James Kirchick schimpfte live im russischen Staatssender gegen Russlands Schwulenfeindlichkeit und Wladimir Putin. Jetzt erzählt der schwule Journalist, was im Anschluss passierte.

von
gux

James Kirchick machte diese Woche von sich reden, als er beim englischsprachigen Staatskanal RT (Russia Today) eine Diskussionsrunde sprengte: Der homsexuelle Reporter war aus Stockholm live zugeschaltet worden und sollte zum US-Justizurteil gegen Bradley Manning befragt werden. Doch Kirchick hatte andere Pläne.

Zum Entsetzen der RT-Moderatorin Julia Schapowalowa in Moskau ignorierte der zugeschaltete Gast das Thema, streifte sich regenbogenfarbene Hosenträger über und holte zum Rundumschlag gegen die «furchtbare Atmosphäre der Homophobie» in Russland aus: «Ich will die Schwulen in Russland wissen lassen, dass sie Freunde und Verbündete auf der ganzen Welt haben, die ob der Unterdrückung durch den Geldgeber Wladimir Putin nicht schweigen werden.»

Standing Ovation und Angst

Nach wenigen Minuten wurde der Amerikaner abgeklemmt. Jetzt erzählt er in der «Washington Post», was nach dem Eklat passierte. «Als meine Verbindung nach Moskau abgebrochen wurde, stand ich auf. Die schwedische Studiocrew spendete mir Applaus. Allerdings machte ich mir Sorgen, dass sie wegen meiner Tirade Schwierigkeiten bekommen könnte. Ich verabschiedete mich hastig.»

Dann hastete er zum Wagen, den RT zur Verfügung stellte und gab dem Chauffeur die Anweisung, zum Flughafen zu fahren. «Eine Produzentin des schwedischen Fernsehens rief mich an und fragte, wo ich sei. Ich war besorgt, dass die Russen nach mir suchen würden. Zudem hatte ich Angst, dass die Schweden mir den Missbrauch ihrer Gastfreundschaft übel nehmen würden.
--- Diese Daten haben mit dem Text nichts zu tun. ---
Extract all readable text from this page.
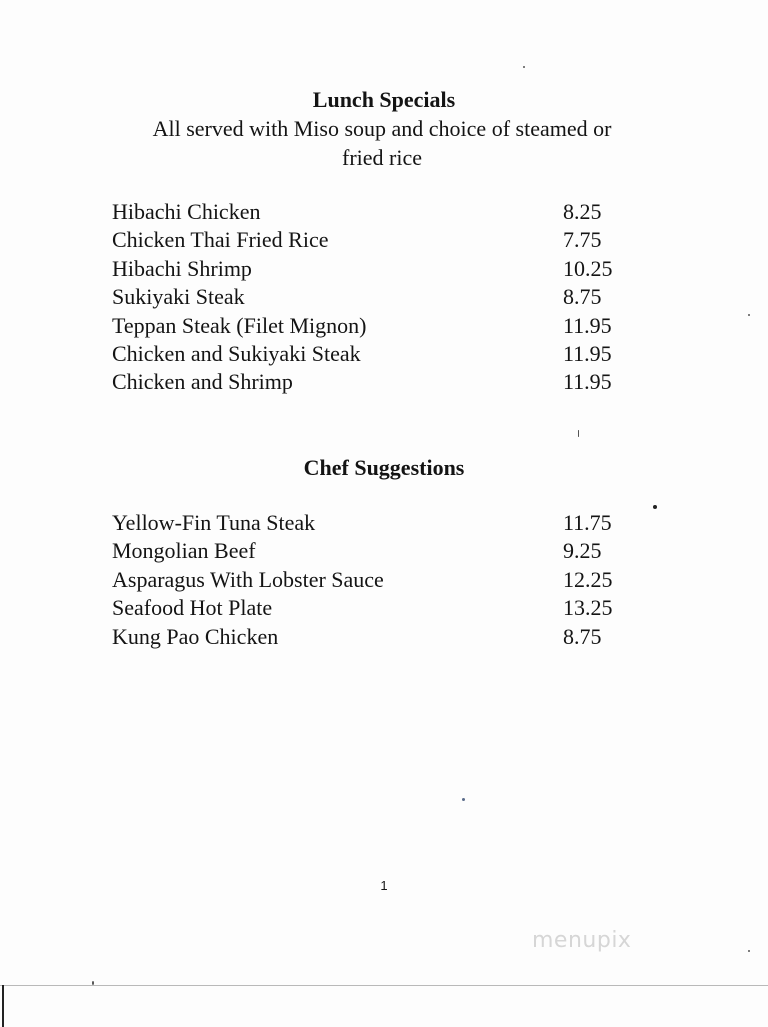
Lunch Specials

All served with Miso soup and choice of steamed or

fried rice

Hibachi Chicken	8.25
Chicken Thai Fried Rice	7.75
Hibachi Shrimp	10.25
Sukiyaki Steak	8.75
Teppan Steak (Filet Mignon)	11.95
Chicken and Sukiyaki Steak	11.95
Chicken and Shrimp	11.95
Chef Suggestions
Yellow-Fin Tuna Steak	11.75
Mongolian Beef	9.25
Asparagus With Lobster Sauce	12.25
Seafood Hot Plate	13.25
Kung Pao Chicken	8.75
1
menupix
Deswegen erwiderte ich etwas harsch, dass sie mein Aufenthaltsort nichts angehe.»

Die Schwedin beruhigte Kirchick: «Wir sind ein demokratisches Land und beeindruckt von dem, was sie da eben gemacht haben.»

Aussteigen! RT zahlt Fahrt nicht

Zwanzig Minuten später klingelte das Telefon des Fahrers. «Als er aufgehängt hatte, erklärte mit der Mann in gebrochenem Englisch, dass RT die Fahrt nicht mehr zahlen würde und er mich absetzen müsse.» Doch zu diesem Zeitpunkt seien sie bereits auf der Autobahn mitten im Nirgendwo gewesen.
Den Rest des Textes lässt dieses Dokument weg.